Test Accuracy by Time After Admission
The authors of 5 studies reported the sensitivity and specificity measured from the time of arrival at the ED. Summary estimates of the sensitivity and specificity for troponin T, using a cutoff of 0.2 ng/mL at the time of admission, were 33% and 93% (values from the fixed effects model were 35% and 94%). The corresponding positive and negative likelihood ratios are 4.7 and 0.7, and the weighted area under the ROC curve is 0.77.14,18,19,22,23 Using the peak value of troponin T in the first 24 hours and a cutoff of 0.2, the sensitivity and specificity are 98% and 87% (values from the fixed effects model were 98% and 89%). The corresponding positive and negative likelihood ratios are 7.5 and 0.02, and the weighted area under the ROC curve is 0.99.19,16,20
Discussion
We have summarized the existing data on the accuracy of troponin T and I values as diagnostic tests for AMI for patients with acute chest pain. These data are summarized for clinicians in Table 2. The sensitivities and specificities in Table 2 are estimated from the best-fit curves shown in Figure 2. Note that for troponin I, sensitivity data are from one study24 and specificity from another.13 Nomograms can help physicians interpret the results of troponin T and troponin I at different times from the onset of chest pain and for different pretest probabilities of AMI.* Although troponin I appears to be better at ruling in MI than troponin T, these results are based on a single small study.
The most important take-home message for clinicians is that the sensitivity of the troponin tests, like that of any other cardiac enzyme, is highly dependent on the number of hours since the onset of chest pain. The test is insensitive (ie, will miss many cases of AMI) within the first 6 hours after the onset of chest pain, when patients often present to the ED. However, by 12 or more hours after pain onset the test is quite sensitive, and a negative troponin value is strong evidence against the presence of AMI.

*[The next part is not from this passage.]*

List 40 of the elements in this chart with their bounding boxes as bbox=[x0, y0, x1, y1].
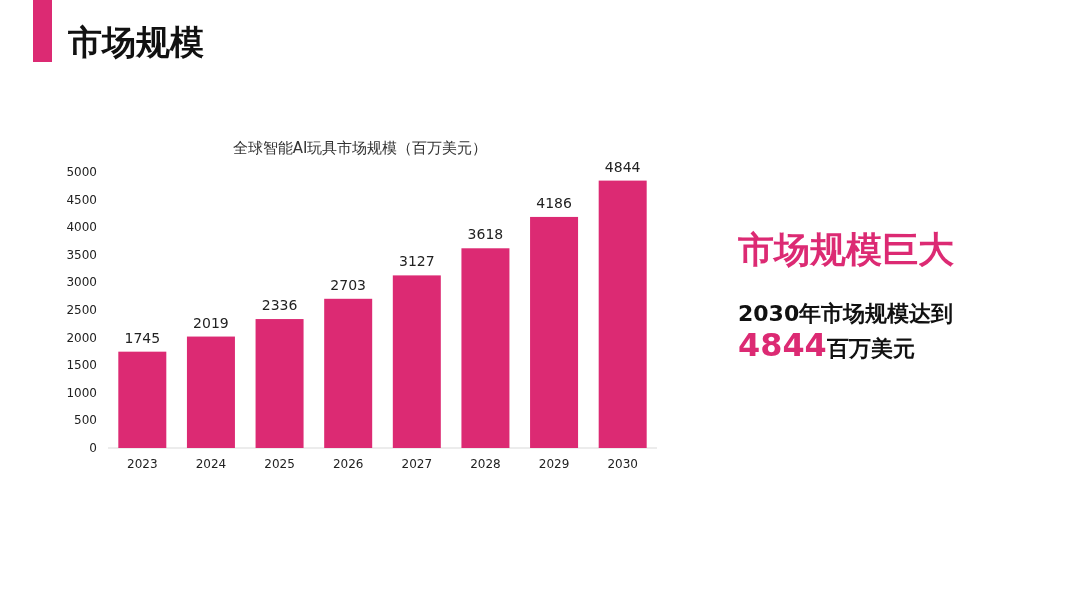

Diagnostic tests are symmetric if a positive test result as effectively rules in disease as a negative test result rules it out. For example, a test with a positive likelihood ratio of 5 and a negative likelihood ratio of 0.2 (1/5) would be symmetric. Examination of the likelihood ratios reveals that the troponin tests are asymmetric with respect to the positive and negative likelihood ratios. However, this relationship is not consistent. Troponin T and I are very useful at ruling out AMI when the value is negative at 10 or more hours from the onset of chest pain (negative likelihood ratio 0.1). However, a negative test value early in the course of the episode of chest pain does very little to reduce the likelihood of AMI. A positive troponin T value, however, is only moderately useful at ruling in AMI when blood was drawn 6 or more hours after the onset of pain (positive likelihood ratio=~5). Although a positive troponin I value from blood drawn 6 or more hours after the onset of pain appears to be very useful at ruling in AMI (positive likelihood ratio=~15), this is based on one relatively small study. While asymmetry is neither good nor bad, it is important to recognize when interpreting test results.